The all-new Qashqai will be Nissan’s first model built in Europe using a significant number of lightweight aluminum panels.


The hood, doors and front fenders are stamped from aluminum alloy, which makes the body of the Qashqai 60 kg lighter. This improves efficiency and thereby contributes to reduced emissions. In addition, it helps accommodate more technology, including the vehicle’s electrified powertrain.

The new Qashqai follows the new Rogue sold in North America as the second global model for Nissan to feature aluminum parts produced with the closed-loop recycling process. Nissan is considering expanding the application of this process to future models and other factories.

Aluminum production at Nissan’s Sunderland plant includes the second extra large press line that was launched last year and the cyclone—a recycling facility that blasts out scrap metal at 150 km an hour and can handle more than seven tons of metal an hour, ensuring less waste and a greener production process.


As hoods and doors are stamped into shape, scrap material is shredded and extracted, keeping aluminum grades separate. The separation ensures that Nissan can return high-quality scrap to suppliers for them to turn into aluminum alloy sheets.

This closed-loop recycling system reduces waste and CO2 emissions. This contributes to the goal Nissan has set itself of achieving carbon neutrality across the company’s operations and the life cycle of its products by 2050.
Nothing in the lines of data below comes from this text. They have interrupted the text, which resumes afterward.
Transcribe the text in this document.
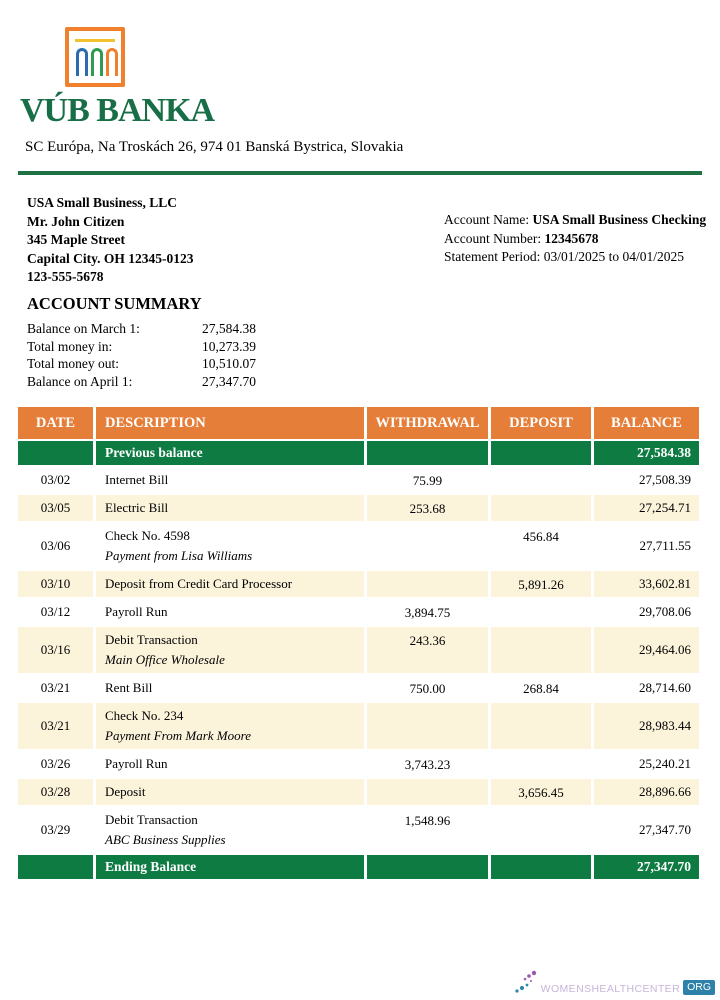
VÚB BANKA
SC Európa, Na Troskách 26, 974 01 Banská Bystrica, Slovakia
USA Small Business, LLC
Mr. John Citizen
345 Maple Street
Capital City. OH 12345-0123
123-555-5678
Account Name: USA Small Business Checking
Account Number: 12345678
Statement Period: 03/01/2025 to 04/01/2025
ACCOUNT SUMMARY
Balance on March 1:	27,584.38
Total money in:	10,273.39
Total money out:	10,510.07
Balance on April 1:	27,347.70
DATE	DESCRIPTION	WITHDRAWAL	DEPOSIT	BALANCE
	Previous balance			27,584.38
03/02	Internet Bill	75.99		27,508.39
03/05	Electric Bill	253.68		27,254.71
03/06	Check No. 4598
Payment from Lisa Williams		456.84	27,711.55
03/10	Deposit from Credit Card Processor		5,891.26	33,602.81
03/12	Payroll Run	3,894.75		29,708.06
03/16	Debit Transaction
Main Office Wholesale	243.36		29,464.06
03/21	Rent Bill	750.00	268.84	28,714.60
03/21	Check No. 234
Payment From Mark Moore			28,983.44
03/26	Payroll Run	3,743.23		25,240.21
03/28	Deposit		3,656.45	28,896.66
03/29	Debit Transaction
ABC Business Supplies	1,548.96		27,347.70
	Ending Balance			27,347.70
WOMENSHEALTHCENTER ORG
Recycling scrap aluminum saves more than 90% of the energy needed to create a comparable amount from raw materials, Nissan said.

Under the Nissan Green Program 2022, Nissan aims to replace 30% of the raw materials used in cars built in 2022 with materials that don’t rely on newly mined resources. To achieve this, the company will use recycled materials and develop biomaterials, carry out recycling activities both at suppliers and in-house, and seek to reduce the weight of car bodies.